Il ministro della Difesa israeliano, Israel Katz, ha rilanciato sui social un video che mostra una presentatrice tv siriana costretta a cercare riparo durante l’attacco, accompagnando il post con la frase «Cominciano i colpi pesanti». Nei giorni precedenti l’esercito israeliano aveva già bombardato le forze di sicurezza siriane nella città di Suwayda, nel sud della Siria, dove sono in corso violenti scontri tra la comunità drusa e quella sunnita beduina.
Secondo l’Osservatorio siriano per i diritti umani, ong con sede nel Regno Unito ritenuta affidabile, finora negli scontri tra drusi e beduini nel sud della Siria sono state uccise 248 persone.
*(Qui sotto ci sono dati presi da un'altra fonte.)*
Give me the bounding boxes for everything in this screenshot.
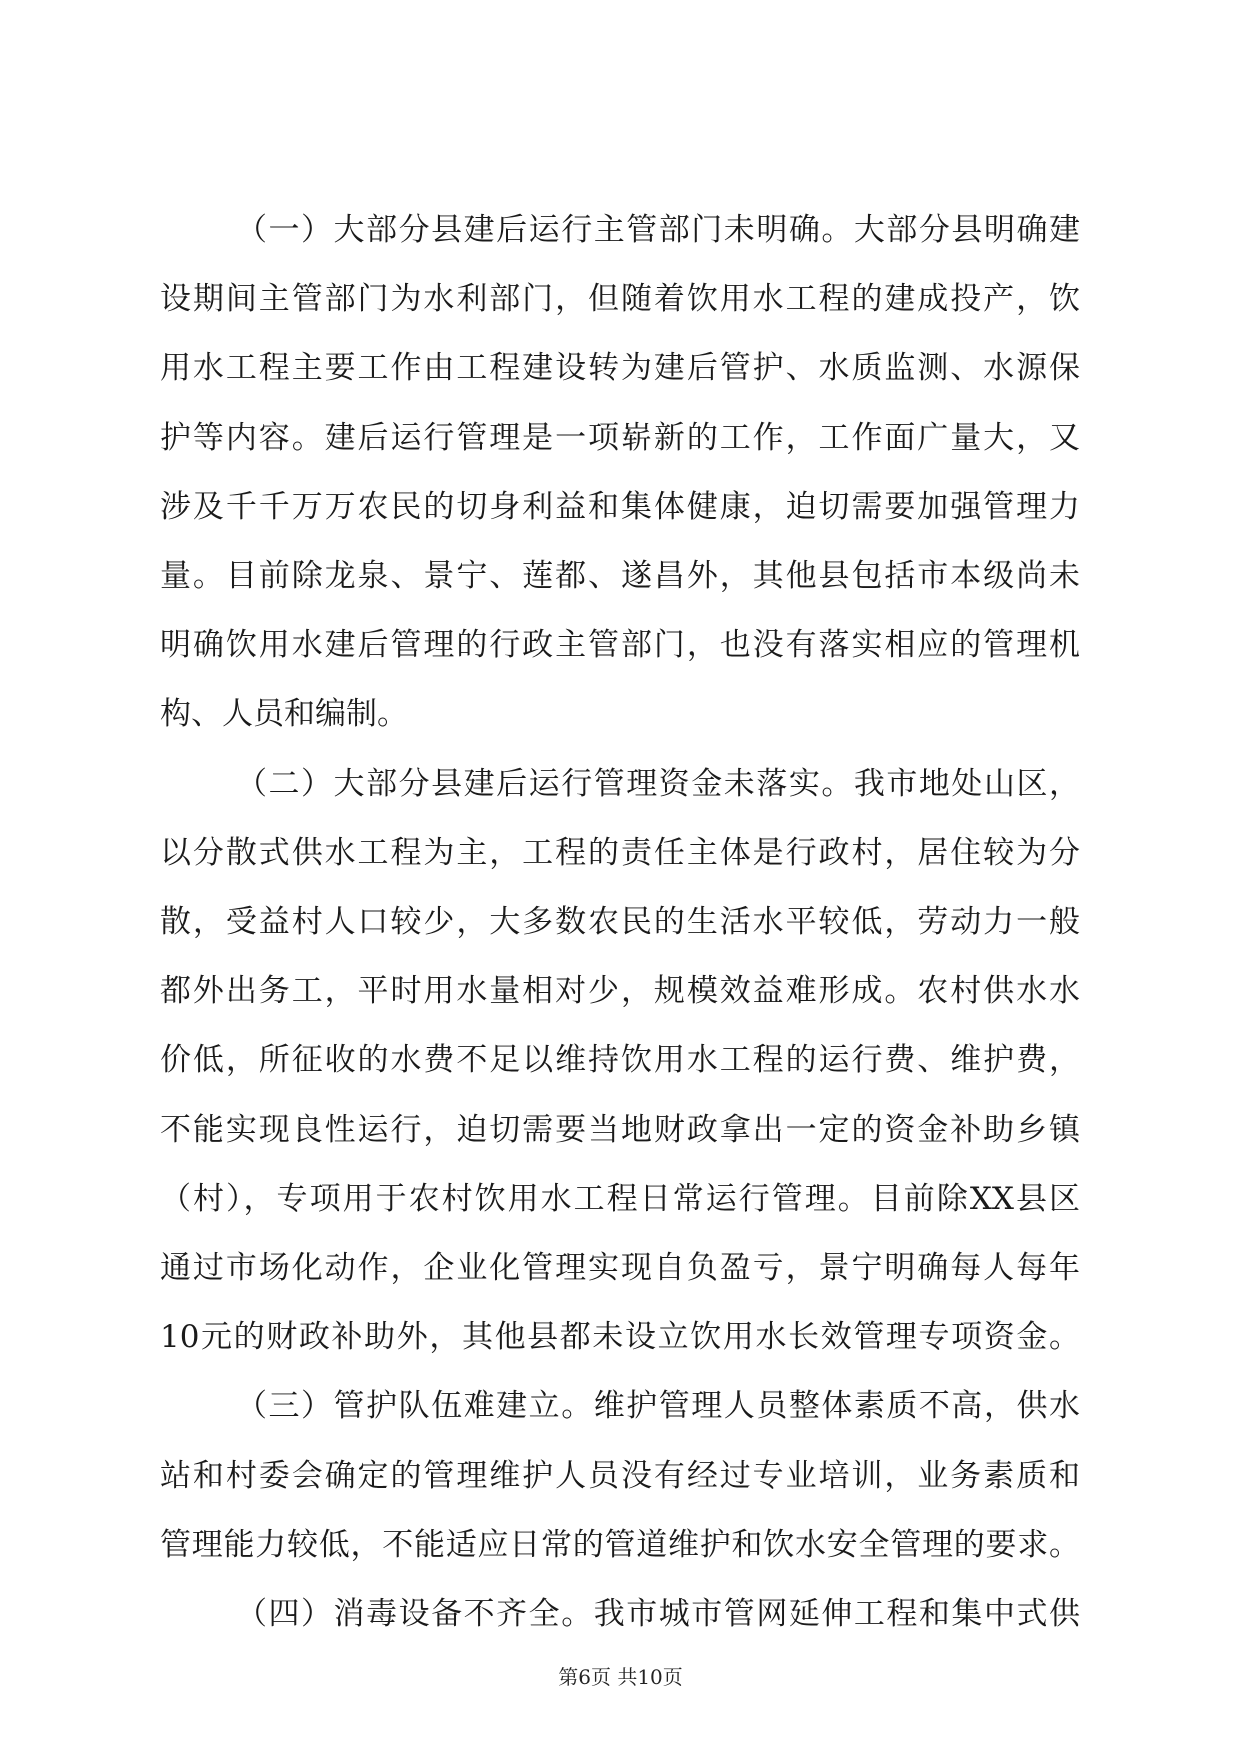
text-line: 设期间主管部门为水利部门，但随着饮用水工程的建成投产，饮 — [160, 281, 1080, 317]
text-line: 管理能力较低，不能适应日常的管道维护和饮水安全管理的要求。 — [160, 1527, 1080, 1563]
text-line: 构、人员和编制。 — [160, 696, 408, 732]
text-line: （村），专项用于农村饮用水工程日常运行管理。目前除XX县区 — [160, 1181, 1080, 1217]
text-line: （四）消毒设备不齐全。我市城市管网延伸工程和集中式供 — [236, 1596, 1080, 1632]
text-line: 量。目前除龙泉、景宁、莲都、遂昌外，其他县包括市本级尚未 — [160, 558, 1080, 594]
page-number: 第6页 共10页 — [558, 1665, 683, 1689]
text-line: 10元的财政补助外，其他县都未设立饮用水长效管理专项资金。 — [160, 1319, 1080, 1355]
text-line: （一）大部分县建后运行主管部门未明确。大部分县明确建 — [236, 212, 1080, 248]
text-line: 涉及千千万万农民的切身利益和集体健康，迫切需要加强管理力 — [160, 489, 1080, 525]
text-line: （三）管护队伍难建立。维护管理人员整体素质不高，供水 — [236, 1388, 1080, 1424]
text-line: 以分散式供水工程为主，工程的责任主体是行政村，居住较为分 — [160, 835, 1080, 871]
text-line: 通过市场化动作，企业化管理实现自负盈亏，景宁明确每人每年 — [160, 1250, 1080, 1286]
text-line: 散，受益村人口较少，大多数农民的生活水平较低，劳动力一般 — [160, 904, 1080, 940]
text-line: 用水工程主要工作由工程建设转为建后管护、水质监测、水源保 — [160, 350, 1080, 386]
text-line: （二）大部分县建后运行管理资金未落实。我市地处山区， — [236, 766, 1080, 802]
text-line: 站和村委会确定的管理维护人员没有经过专业培训，业务素质和 — [160, 1458, 1080, 1494]
text-line: 价低，所征收的水费不足以维持饮用水工程的运行费、维护费， — [160, 1042, 1080, 1078]
text-line: 都外出务工，平时用水量相对少，规模效益难形成。农村供水水 — [160, 973, 1080, 1009]
text-line: 护等内容。建后运行管理是一项崭新的工作，工作面广量大，又 — [160, 420, 1080, 456]
text-line: 不能实现良性运行，迫切需要当地财政拿出一定的资金补助乡镇 — [160, 1112, 1080, 1148]
text-line: 明确饮用水建后管理的行政主管部门，也没有落实相应的管理机 — [160, 627, 1080, 663]
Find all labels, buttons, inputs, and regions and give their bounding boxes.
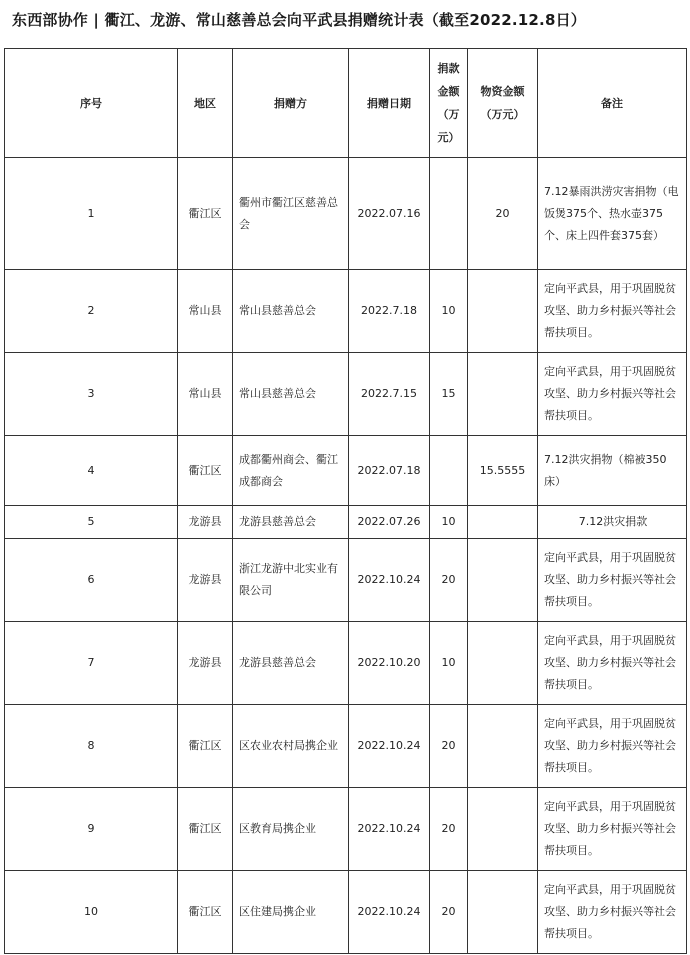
cell-region: 龙游县 <box>178 506 233 539</box>
cell-cash: 20 <box>430 788 468 871</box>
table-row <box>5 622 687 705</box>
cell-date: 2022.7.18 <box>349 270 430 353</box>
cell-donor: 龙游县慈善总会 <box>233 506 349 539</box>
header-cash: 捐款金额（万元） <box>430 49 468 158</box>
cell-note: 定向平武县，用于巩固脱贫攻坚、助力乡村振兴等社会帮扶项目。 <box>538 871 687 954</box>
cell-donor: 常山县慈善总会 <box>233 270 349 353</box>
cell-cash: 20 <box>430 705 468 788</box>
cell-note: 定向平武县，用于巩固脱贫攻坚、助力乡村振兴等社会帮扶项目。 <box>538 539 687 622</box>
cell-note: 定向平武县，用于巩固脱贫攻坚、助力乡村振兴等社会帮扶项目。 <box>538 788 687 871</box>
cell-note: 7.12暴雨洪涝灾害捐物（电饭煲375个、热水壶375个、床上四件套375套） <box>538 158 687 270</box>
cell-date: 2022.10.24 <box>349 705 430 788</box>
cell-region: 衢江区 <box>178 705 233 788</box>
cell-cash: 15 <box>430 353 468 436</box>
header-index: 序号 <box>5 49 178 158</box>
cell-region: 衢江区 <box>178 436 233 506</box>
donation-table <box>4 48 687 954</box>
cell-material <box>468 539 538 622</box>
table-header-row <box>5 49 687 158</box>
cell-material <box>468 353 538 436</box>
cell-material <box>468 788 538 871</box>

Gli scontri, iniziati la settimana scorsa, si sono rapidamente estesi a tutta la regione.
Israele ha giustificato questi raid come misura di protezione verso la comunità drusa, con cui mantiene rapporti stretti. Il primo ministro Benjamin Netanyahu ha dichiarato: «Stiamo operando per salvare i nostri fratelli drusi». Inoltre, Tel Aviv mira a impedire alle forze governative siriane di avvicinarsi al confine, considerato una zona demilitarizzata fondamentale per la sicurezza israeliana.
L’attacco a Damasco rappresenta un netto salto di tensione rispetto ai bombardamenti precedenti nel sud del paese. Non è ancora chiaro se si tratti di un avvertimento rivolto al governo ad interim di Ahmed al Sharaa, salito al potere dopo la caduta di Bashar al Assad, o se sia l’inizio di una campagna militare prolungata nella regione.